Postmaster General David Steiner recently warned Congress about the looming financial crisis facing the USPS, stating that without significant changes, the agency could run out of cash within 12 months. Potential solutions to address the financial challenges include raising the cost of a first-class stamp or reducing delivery frequency from six days per week to five or fewer.

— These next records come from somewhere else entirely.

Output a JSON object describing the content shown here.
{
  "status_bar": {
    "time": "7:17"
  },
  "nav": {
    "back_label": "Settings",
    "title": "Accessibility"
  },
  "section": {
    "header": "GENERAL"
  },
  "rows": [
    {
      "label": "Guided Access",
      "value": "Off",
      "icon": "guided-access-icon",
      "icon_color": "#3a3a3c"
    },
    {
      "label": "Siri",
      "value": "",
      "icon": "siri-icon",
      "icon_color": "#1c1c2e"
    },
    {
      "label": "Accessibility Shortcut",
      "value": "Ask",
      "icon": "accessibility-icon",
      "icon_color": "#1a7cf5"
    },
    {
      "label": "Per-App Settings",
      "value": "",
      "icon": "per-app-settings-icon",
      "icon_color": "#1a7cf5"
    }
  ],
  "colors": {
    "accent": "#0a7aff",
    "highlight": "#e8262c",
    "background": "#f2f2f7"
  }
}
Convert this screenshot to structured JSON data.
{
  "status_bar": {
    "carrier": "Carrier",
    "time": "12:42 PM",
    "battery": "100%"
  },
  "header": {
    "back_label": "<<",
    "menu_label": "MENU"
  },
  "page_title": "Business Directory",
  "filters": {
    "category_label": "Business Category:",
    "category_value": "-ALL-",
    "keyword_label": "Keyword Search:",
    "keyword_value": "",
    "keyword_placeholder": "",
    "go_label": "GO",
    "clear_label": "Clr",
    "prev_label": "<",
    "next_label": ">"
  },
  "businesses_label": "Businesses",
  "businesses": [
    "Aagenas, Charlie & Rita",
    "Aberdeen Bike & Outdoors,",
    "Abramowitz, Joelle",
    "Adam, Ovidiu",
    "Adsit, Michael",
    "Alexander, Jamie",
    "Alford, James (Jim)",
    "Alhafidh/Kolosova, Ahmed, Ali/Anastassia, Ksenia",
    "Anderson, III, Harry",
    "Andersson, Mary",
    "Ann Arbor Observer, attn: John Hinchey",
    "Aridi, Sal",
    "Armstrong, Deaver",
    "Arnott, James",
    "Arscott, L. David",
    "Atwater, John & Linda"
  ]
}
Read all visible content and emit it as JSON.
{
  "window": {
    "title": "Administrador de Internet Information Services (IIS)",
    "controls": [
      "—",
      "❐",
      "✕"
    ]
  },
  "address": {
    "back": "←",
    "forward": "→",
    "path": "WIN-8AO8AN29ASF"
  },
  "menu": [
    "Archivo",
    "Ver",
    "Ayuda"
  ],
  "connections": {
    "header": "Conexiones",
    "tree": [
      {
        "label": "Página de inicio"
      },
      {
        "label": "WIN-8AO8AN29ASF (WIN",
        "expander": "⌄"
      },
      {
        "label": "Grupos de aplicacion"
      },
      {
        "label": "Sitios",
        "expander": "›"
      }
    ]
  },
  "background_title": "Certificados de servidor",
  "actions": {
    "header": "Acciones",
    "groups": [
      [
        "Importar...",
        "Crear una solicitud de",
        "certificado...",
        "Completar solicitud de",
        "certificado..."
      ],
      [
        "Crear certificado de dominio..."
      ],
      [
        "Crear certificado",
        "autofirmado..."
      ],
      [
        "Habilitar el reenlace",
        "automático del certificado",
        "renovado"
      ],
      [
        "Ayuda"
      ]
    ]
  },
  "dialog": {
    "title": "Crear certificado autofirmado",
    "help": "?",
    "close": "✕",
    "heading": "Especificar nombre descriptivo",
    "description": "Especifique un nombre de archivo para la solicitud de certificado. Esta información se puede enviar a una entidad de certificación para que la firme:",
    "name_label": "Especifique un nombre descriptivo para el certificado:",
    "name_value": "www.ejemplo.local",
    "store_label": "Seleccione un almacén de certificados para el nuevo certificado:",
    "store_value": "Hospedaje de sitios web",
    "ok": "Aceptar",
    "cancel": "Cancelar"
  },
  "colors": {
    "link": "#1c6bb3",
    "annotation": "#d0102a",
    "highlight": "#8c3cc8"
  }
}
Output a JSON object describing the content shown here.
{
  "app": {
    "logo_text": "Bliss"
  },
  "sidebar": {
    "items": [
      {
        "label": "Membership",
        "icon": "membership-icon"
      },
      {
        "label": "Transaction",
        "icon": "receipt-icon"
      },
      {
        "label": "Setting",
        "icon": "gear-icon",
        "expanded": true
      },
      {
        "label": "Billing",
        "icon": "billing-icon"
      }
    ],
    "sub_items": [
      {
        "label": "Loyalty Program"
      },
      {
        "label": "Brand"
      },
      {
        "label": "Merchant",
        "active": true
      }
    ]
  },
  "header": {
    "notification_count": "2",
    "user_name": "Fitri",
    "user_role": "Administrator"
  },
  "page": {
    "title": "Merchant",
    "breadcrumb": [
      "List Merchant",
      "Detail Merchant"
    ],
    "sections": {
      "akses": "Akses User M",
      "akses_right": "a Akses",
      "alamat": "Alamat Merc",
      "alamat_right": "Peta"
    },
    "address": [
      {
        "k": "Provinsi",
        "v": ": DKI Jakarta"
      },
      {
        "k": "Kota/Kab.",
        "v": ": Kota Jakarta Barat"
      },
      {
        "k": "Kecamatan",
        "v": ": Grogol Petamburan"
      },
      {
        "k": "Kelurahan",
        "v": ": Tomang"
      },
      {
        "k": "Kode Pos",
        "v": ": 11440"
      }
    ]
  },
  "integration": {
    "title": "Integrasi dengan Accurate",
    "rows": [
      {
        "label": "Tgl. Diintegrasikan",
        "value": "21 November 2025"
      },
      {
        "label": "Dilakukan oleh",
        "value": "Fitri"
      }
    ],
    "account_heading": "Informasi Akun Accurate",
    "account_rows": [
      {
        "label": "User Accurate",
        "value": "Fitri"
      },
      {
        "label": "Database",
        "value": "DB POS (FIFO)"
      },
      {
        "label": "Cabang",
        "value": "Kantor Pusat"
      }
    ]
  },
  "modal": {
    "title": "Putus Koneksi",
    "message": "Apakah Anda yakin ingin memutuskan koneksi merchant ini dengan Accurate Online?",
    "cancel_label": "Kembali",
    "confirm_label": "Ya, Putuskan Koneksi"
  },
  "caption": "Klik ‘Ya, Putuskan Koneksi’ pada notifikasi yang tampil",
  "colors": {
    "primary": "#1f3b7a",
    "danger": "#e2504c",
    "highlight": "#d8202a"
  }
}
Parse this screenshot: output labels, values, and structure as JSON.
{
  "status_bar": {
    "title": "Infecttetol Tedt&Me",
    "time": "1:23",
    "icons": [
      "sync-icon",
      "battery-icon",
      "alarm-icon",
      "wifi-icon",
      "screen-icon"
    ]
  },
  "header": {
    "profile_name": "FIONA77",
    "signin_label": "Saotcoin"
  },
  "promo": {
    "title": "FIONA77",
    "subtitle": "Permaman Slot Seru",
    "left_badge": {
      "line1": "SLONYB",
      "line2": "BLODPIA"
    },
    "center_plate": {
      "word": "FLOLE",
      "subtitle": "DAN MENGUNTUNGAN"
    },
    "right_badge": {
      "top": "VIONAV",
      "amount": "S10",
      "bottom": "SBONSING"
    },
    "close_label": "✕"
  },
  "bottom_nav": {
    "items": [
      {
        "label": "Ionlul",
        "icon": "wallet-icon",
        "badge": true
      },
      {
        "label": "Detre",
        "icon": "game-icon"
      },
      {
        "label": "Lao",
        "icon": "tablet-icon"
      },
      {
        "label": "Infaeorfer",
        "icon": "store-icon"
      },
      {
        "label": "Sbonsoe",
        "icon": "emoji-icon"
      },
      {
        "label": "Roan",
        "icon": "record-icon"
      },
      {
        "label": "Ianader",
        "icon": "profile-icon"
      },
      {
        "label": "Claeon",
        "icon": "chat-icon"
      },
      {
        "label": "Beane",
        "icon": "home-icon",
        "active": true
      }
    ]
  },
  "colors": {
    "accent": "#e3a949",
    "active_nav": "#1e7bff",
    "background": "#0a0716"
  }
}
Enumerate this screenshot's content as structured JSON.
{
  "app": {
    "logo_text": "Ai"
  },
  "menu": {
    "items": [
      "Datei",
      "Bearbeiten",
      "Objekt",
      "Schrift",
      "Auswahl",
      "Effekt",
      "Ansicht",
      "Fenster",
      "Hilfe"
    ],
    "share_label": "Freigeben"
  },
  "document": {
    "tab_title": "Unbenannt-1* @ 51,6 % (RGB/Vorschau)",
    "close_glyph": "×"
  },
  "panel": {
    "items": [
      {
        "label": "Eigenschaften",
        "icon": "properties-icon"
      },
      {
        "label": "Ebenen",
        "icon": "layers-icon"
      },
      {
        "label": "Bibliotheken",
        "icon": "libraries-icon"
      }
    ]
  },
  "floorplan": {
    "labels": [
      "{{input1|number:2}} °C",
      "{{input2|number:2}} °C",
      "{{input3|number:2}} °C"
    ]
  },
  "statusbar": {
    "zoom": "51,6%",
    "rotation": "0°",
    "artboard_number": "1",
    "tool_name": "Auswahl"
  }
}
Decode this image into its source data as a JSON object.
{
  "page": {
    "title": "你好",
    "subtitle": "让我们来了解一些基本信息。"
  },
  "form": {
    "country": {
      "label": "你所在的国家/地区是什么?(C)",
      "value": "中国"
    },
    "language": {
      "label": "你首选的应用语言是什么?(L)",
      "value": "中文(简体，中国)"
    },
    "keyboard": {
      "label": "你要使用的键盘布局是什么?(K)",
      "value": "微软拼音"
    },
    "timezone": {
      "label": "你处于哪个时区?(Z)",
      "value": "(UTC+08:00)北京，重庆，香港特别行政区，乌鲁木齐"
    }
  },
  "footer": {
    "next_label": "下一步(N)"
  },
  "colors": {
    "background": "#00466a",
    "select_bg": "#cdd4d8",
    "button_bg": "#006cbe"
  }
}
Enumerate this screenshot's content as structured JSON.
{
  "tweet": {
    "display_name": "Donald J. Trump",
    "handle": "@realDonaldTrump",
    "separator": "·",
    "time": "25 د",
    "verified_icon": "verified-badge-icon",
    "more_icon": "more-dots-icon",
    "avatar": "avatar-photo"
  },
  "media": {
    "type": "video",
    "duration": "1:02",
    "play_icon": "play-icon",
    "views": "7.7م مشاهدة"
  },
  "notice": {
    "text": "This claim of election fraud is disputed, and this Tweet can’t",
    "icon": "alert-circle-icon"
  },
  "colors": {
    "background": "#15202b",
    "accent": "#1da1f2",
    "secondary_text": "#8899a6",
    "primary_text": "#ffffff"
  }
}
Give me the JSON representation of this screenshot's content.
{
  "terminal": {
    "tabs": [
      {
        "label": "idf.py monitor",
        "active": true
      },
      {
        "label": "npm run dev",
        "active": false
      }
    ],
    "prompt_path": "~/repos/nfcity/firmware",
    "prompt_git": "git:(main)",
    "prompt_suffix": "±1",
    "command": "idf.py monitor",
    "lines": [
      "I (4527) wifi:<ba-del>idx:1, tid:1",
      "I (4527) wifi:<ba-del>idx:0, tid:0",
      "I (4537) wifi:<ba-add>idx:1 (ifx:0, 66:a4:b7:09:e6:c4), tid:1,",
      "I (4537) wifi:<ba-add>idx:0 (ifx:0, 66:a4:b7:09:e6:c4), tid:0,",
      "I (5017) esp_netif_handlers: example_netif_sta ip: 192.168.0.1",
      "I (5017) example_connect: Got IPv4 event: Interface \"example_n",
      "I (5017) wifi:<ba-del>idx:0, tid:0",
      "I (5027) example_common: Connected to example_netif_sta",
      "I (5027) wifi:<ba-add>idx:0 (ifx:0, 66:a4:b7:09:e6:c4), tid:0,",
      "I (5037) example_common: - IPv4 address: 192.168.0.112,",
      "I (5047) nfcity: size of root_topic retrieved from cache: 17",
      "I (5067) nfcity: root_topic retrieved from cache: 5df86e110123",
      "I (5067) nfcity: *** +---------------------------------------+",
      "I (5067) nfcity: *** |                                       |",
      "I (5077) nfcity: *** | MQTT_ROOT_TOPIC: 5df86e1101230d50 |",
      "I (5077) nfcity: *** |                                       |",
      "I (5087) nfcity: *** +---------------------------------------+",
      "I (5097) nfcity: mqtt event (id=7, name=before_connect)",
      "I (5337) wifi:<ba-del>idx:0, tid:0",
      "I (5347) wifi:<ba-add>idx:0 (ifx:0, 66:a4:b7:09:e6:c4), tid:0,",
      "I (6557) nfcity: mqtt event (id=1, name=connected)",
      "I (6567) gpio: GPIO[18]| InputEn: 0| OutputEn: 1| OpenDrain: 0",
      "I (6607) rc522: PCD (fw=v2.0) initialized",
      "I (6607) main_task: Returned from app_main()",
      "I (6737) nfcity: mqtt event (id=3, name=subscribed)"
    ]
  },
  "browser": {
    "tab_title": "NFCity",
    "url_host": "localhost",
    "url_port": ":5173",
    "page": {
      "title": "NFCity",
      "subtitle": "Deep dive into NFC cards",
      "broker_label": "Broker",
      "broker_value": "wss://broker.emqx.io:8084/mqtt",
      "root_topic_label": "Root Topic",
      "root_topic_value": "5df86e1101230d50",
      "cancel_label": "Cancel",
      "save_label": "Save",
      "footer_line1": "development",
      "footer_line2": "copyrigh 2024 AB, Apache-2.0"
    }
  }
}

The USPS has been grappling with high costs and declining mail volume for years, resulting in a $9 billion loss in 2025. Despite implementing a 10-year plan to reduce expenses and restore profitability, the agency continues to face significant financial hurdles as mail volume decreases and delivery costs rise.
By suspending payments to FERS, the USPS expects to free up approximately $2.5 billion in the current fiscal year. In addition to this measure, the agency announced plans in March to temporarily increase postage prices to offset rising fuel costs attributed to the conflict in Iran. An 8% surcharge will be added to some postage prices starting April 26, with the additional costs remaining in effect until January 17, 2027.
The USPS Chief Financial Officer, Luke Grossmann, emphasized that the risk of insufficient liquidity for postal operations outweighs any potential long-term risks to the pension funds from not making the current payments. These strategic decisions are crucial for ensuring the financial stability and sustainability of the postal service in the face of ongoing challenges.
In conclusion, the USPS is taking proactive steps to address its financial concerns and safeguard its operations amidst mounting losses. The temporary suspension of contributions to the FERS pension plan, along with other cost-saving measures, aims to secure the agency’s financial future and ensure the continued delivery of mail services to the American public.